The Most Expensive Performance Problems Are the Ones Leaders Don't See
I've spent more than twenty years working in talent development, leadership development, and performance improvement. During that time, I've noticed something that shows up again and again.
When performance stalls, leaders are usually aware that something is wrong. They can see the missed deadlines, quality issues, turnover, customer complaints, and productivity challenges.
What they often can't see are the workplace conditions contributing to those outcomes. As a result, many organizations end up solving the problem they can see instead of the problem that's actually creating the issue.
Most Leaders Are Looking at Symptoms
Think about the last performance challenge you experienced. Maybe a team wasn't meeting expectations, engagement was declining, or customer complaints were starting to increase.
What was the first question that came to mind? For many leaders, it sounds something like this: Do people need more training? Do we need more accountability? Do we have the right people in the right roles?
Those aren't bad questions. They're just not always the first questions we should ask.
Over the years, I've learned that performance challenges are often more complex than they appear on the surface. Before deciding what to fix, it's important to understand the environment surrounding performance.
A Simple Example
Several years ago, a global financial institution found itself at the center of a major scandal. Employees across the organization had opened unauthorized customer accounts in an effort to meet aggressive sales goals.
When the story became public, many people focused on the employees involved. How could employees make those decisions? Why didn't they simply follow the rules?
Those are fair questions. The question I find more interesting is this: What workplace conditions existed that made those behaviors possible across so many locations and over such a long period of time?
Employees had received training. Policies existed. Leaders had communicated expectations. Yet the behavior continued.
Eventually, the organization paid a steep price.
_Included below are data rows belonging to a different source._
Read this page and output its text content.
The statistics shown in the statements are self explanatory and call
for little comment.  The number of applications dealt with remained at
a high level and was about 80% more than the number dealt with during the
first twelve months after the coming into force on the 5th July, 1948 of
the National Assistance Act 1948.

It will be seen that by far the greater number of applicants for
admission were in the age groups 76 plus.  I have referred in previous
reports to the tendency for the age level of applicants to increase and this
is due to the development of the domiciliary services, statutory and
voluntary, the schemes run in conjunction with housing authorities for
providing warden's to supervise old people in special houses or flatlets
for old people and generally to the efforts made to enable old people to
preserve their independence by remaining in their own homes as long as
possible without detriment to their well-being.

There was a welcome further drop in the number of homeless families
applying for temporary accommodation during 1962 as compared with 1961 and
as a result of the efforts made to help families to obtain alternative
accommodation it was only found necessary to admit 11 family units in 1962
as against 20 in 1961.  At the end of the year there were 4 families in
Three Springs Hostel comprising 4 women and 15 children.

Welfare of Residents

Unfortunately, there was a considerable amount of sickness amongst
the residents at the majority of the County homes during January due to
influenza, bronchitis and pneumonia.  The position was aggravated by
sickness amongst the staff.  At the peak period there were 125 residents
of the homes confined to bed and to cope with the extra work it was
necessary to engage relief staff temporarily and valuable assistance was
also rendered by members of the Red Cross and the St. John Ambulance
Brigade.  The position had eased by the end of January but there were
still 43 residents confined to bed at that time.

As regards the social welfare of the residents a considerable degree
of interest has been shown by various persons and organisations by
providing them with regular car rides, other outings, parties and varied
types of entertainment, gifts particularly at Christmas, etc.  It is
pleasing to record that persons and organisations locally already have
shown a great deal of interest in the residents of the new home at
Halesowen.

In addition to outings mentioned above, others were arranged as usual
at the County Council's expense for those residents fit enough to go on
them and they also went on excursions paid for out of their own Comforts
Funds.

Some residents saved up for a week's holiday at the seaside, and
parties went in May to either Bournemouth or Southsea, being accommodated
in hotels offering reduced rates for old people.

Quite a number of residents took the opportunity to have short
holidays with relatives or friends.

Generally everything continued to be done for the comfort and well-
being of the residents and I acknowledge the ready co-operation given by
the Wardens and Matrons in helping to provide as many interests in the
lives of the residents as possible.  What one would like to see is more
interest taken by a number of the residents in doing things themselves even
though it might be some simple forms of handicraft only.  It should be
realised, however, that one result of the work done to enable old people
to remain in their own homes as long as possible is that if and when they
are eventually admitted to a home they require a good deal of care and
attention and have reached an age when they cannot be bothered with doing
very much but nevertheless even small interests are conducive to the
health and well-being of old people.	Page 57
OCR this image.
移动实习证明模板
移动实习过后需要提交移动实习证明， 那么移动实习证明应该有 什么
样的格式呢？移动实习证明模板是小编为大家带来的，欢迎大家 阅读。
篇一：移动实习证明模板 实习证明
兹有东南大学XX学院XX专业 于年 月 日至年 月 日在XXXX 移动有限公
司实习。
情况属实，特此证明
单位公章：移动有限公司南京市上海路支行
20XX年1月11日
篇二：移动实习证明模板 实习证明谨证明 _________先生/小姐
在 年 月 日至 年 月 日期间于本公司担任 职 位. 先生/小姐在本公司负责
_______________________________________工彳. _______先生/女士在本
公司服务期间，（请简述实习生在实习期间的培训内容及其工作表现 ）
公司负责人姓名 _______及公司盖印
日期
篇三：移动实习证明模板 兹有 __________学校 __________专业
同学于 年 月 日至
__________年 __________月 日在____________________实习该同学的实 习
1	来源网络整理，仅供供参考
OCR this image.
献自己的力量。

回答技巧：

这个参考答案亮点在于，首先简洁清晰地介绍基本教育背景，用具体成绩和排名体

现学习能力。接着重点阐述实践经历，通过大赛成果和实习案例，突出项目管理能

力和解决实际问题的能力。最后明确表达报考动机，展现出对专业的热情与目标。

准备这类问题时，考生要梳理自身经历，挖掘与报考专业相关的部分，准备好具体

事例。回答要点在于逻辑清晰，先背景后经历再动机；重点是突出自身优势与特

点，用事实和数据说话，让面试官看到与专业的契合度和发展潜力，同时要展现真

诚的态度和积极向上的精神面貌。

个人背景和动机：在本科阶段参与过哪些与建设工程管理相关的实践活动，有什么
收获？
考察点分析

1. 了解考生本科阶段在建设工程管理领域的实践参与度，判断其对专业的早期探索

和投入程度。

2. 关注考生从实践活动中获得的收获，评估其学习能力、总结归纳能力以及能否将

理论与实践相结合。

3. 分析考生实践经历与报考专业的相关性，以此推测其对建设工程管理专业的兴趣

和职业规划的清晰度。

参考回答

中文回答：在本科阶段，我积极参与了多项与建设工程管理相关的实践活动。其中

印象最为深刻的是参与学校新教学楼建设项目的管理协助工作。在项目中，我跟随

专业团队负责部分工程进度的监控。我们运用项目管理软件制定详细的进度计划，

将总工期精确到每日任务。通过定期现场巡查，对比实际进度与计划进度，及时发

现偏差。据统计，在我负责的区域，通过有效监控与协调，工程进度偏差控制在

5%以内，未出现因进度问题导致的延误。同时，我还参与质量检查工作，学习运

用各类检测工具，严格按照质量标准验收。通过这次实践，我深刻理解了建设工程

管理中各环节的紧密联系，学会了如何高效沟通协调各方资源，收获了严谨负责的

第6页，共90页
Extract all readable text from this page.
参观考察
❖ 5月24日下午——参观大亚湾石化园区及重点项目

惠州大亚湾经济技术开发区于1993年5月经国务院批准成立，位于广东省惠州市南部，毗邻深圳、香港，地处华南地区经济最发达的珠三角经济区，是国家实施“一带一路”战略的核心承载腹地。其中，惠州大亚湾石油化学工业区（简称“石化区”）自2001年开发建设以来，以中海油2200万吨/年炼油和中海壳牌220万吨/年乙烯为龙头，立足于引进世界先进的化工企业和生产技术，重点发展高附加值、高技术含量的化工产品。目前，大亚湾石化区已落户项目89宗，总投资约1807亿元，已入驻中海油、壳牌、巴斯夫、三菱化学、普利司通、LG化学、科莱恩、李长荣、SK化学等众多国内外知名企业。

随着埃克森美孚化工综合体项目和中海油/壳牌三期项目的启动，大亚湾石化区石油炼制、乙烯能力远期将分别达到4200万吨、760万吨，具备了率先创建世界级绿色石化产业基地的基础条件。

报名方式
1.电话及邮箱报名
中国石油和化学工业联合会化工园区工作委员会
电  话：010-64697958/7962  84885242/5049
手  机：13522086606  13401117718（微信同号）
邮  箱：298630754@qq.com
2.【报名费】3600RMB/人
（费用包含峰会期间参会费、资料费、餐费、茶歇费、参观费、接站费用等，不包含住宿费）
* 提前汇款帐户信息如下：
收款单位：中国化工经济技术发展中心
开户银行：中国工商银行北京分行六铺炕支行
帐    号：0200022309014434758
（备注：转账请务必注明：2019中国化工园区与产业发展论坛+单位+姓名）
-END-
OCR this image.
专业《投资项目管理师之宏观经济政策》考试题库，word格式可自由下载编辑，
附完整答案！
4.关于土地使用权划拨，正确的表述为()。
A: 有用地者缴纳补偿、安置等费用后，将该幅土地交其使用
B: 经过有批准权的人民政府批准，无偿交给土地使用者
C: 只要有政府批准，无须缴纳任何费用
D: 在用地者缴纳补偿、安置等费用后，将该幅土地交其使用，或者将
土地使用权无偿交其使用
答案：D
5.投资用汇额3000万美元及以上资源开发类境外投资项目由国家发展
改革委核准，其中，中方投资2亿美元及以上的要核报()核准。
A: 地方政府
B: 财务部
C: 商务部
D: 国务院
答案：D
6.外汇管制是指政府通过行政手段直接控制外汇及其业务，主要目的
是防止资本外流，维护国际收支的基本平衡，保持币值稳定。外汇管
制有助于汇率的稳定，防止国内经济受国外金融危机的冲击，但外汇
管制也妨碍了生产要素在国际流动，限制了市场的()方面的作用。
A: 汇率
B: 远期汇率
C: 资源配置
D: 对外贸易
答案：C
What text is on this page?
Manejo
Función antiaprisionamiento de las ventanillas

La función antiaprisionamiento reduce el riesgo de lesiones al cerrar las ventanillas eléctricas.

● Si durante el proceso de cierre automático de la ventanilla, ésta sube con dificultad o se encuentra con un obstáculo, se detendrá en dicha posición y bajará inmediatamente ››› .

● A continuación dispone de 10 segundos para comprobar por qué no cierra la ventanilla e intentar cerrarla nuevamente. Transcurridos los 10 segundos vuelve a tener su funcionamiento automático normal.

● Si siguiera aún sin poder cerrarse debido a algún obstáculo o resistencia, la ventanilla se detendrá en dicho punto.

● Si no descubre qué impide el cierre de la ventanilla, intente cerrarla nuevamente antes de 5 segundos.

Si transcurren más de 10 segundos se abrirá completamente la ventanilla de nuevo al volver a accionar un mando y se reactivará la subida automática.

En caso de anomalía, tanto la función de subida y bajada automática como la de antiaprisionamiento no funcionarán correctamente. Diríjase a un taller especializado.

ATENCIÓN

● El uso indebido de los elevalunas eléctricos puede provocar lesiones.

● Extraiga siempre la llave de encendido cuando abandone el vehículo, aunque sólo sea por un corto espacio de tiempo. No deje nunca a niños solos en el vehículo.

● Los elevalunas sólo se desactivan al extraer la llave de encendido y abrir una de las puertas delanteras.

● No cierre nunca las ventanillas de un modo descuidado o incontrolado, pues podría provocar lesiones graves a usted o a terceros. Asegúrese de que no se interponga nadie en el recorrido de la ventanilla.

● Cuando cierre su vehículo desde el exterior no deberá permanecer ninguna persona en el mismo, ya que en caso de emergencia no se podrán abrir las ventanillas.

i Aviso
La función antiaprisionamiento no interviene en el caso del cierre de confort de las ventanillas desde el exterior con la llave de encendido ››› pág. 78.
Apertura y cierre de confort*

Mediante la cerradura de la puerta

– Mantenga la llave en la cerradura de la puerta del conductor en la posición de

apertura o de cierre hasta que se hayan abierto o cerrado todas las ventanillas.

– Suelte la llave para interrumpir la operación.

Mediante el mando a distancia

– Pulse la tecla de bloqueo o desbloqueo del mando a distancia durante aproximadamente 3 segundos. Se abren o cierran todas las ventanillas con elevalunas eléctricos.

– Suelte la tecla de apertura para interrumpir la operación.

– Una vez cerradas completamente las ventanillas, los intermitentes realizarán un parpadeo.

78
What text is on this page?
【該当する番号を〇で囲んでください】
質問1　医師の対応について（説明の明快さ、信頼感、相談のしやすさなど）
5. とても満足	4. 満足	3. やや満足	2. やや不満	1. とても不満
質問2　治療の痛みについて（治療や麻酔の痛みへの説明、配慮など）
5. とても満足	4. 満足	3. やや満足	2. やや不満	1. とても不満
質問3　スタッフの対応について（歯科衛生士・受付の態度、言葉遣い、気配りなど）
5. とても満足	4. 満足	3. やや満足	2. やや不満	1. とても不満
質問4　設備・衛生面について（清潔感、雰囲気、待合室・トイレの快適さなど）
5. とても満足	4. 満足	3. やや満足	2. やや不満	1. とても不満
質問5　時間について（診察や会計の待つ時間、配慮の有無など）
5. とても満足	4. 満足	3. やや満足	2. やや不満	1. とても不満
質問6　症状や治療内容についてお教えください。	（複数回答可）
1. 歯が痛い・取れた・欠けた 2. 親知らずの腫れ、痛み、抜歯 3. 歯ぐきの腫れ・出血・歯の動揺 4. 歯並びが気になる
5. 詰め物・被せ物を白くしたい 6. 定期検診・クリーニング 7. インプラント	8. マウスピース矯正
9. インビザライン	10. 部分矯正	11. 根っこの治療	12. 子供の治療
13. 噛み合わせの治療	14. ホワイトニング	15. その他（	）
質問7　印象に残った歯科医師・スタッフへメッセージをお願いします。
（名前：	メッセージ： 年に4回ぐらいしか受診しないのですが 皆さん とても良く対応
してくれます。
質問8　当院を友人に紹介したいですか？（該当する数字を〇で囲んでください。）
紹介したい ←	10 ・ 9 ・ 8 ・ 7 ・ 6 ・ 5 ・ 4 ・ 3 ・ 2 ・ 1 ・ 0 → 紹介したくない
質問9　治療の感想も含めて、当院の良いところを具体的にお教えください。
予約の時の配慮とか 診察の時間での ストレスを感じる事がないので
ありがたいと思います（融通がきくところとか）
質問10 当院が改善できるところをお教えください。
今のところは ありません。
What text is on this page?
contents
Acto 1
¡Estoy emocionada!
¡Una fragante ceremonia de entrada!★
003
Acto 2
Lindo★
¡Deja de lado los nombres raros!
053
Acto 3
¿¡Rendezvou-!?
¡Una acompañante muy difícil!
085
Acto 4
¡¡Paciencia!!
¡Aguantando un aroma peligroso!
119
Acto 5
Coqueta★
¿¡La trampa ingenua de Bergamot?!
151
The fallout resulted in billions of dollars in fines, settlements, customer remediation efforts, and reputational damage.
When I look at that story, I don't start by asking, "What's wrong with the people?" I start by asking, "What was the environment encouraging people to do?"
That question often leads leaders to very different insights and very different solutions.
What If the Problem Isn't the People?
I've never met a leader who intentionally created conditions that made performance harder. Most leaders are doing the best they can with the information they have available.
The challenge is that workplace conditions are often difficult to see. They don't show up on financial reports. They don't appear in organizational charts. They don't always reveal themselves in engagement surveys.
Yet they influence performance every day.
The way work is structured. The tools people use. The signals systems send. The priorities leaders reinforce. The behaviors peers tolerate. All of these things shape performance, whether leaders realize it or not.
Why I Created the JL³ Masterclass
The JL³ Masterclass was designed to help leaders look beyond symptoms and better understand the workplace conditions influencing performance.
At the center of the experience is a workplace conditions diagnostic. Participants complete a guided assessment that helps them evaluate six workplace conditions that influence performance:
Shared Capacity
Skill Readiness
Tool Support
System Cues
Peer Norms
Mindset Alignment
Together, these conditions create the environment in which performance occurs.
When those conditions are strong, performance becomes more predictable. When those conditions are weak, leaders often find themselves dealing with recurring challenges that never seem fully resolved.
The goal isn't to assign blame. The goal is to create visibility.
What Makes This Different?
Most workshops focus on what leaders should do. The JL³ Masterclass focuses on what leaders should see.
That's an important distinction because solutions are only as effective as the assumptions behind them. If leaders can't clearly see the conditions influencing performance, they risk investing time, energy, and resources into solutions that address symptoms instead of causes.
Participants leave with a personalized Executive Brief that summarizes their results and highlights potential areas for further exploration. More importantly, they leave with a framework for examining workplace conditions before deciding where to focus improvement efforts.
You Can't Fix What You Can't See
One of the core beliefs behind the JL³ framework is that performance is not simply the result of effort, talent, or motivation. Performance is influenced by the conditions leaders intentionally create.
The most expensive performance problems are often the ones leaders don't see until they show up in financial reports, customer complaints, turnover data, or missed business goals.
The question isn't whether workplace conditions are influencing performance. The question is whether leaders can see them clearly enough to act before the consequences become visible.
That's the work we do inside the JL³ Masterclass.